Most important has been the dramatic changes in the American family. The past half century has dealt a series of body blows to American marriage. Divorce rates spiked in the ’70s through the ’90s, following the state-by-state spread of no-fault divorce laws. Just as divorce rates stabilized, the marriage rate started to plummet in the ’80s, due to both the decline of marriage within the working class and delayed marriage among college-educated couples.

Finally, the phenomenon of “delayed adulthood” might be another subtle contributor. More Americans, especially college graduates in big metro areas, are putting off marriage and childbearing until their 30s, and are using their 20s to establish a career, date around, and enjoy being young and single in a city. By the time they settle down, they have established a routine—work, brunch, gym, date, drink, football—that leaves little room for weekly Mass. “They know who they are by 30, and they don’t feel like they need a church to tell them,” Smith said.

The rise of the nones shows no signs of slowing down. In fact, the religious identity that seems to be doing the best job at both retaining old members and attracting new ones is the newfangled American religion of Nothing Much at All.

But the liberal politics of young people brings us to the first big reason to care about rising non-affiliation. A gap has opened up between America’s two political parties. In a twist of fate, the Christian right entered politics to save religion, only to make the Christian-Republican nexus unacceptable to millions of young people—thus accelerating the country’s turn against religion.

[T]the left today has a higher share of religiously unaffiliated voters than anytime in modern history.
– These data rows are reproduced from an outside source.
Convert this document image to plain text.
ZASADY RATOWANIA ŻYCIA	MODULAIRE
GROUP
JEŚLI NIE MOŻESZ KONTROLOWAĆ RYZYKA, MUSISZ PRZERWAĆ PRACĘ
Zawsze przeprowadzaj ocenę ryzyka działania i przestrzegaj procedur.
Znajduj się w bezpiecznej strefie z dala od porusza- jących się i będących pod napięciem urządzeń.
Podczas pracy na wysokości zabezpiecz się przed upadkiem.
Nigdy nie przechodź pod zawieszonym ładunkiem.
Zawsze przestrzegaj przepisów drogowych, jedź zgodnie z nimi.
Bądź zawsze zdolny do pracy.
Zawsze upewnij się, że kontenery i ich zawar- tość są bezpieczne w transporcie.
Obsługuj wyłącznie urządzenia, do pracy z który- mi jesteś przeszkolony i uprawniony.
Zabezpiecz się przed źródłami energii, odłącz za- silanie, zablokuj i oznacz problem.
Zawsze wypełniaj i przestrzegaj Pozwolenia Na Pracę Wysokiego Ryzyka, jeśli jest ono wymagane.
At the same time, the average religiosity of white Christian Republicans has gone up, according to Robert P. Jones, the CEO of the polling firm PRRI and the author of The End of White Christian America. Evangelicals feel so embattled that they’ve turned to a deeply immoral and authoritarian champion to protect them . . . . American politics is at risk of becoming a war of religiosity versus secularism by proxy, where both sides see the other as a catastrophic political force that must be destroyed at all costs.

American nones may well build successful secular systems of belief, purpose, and community. But imagine what a devout believer might think: Millions of Americans have abandoned religion, only to re-create it everywhere they look.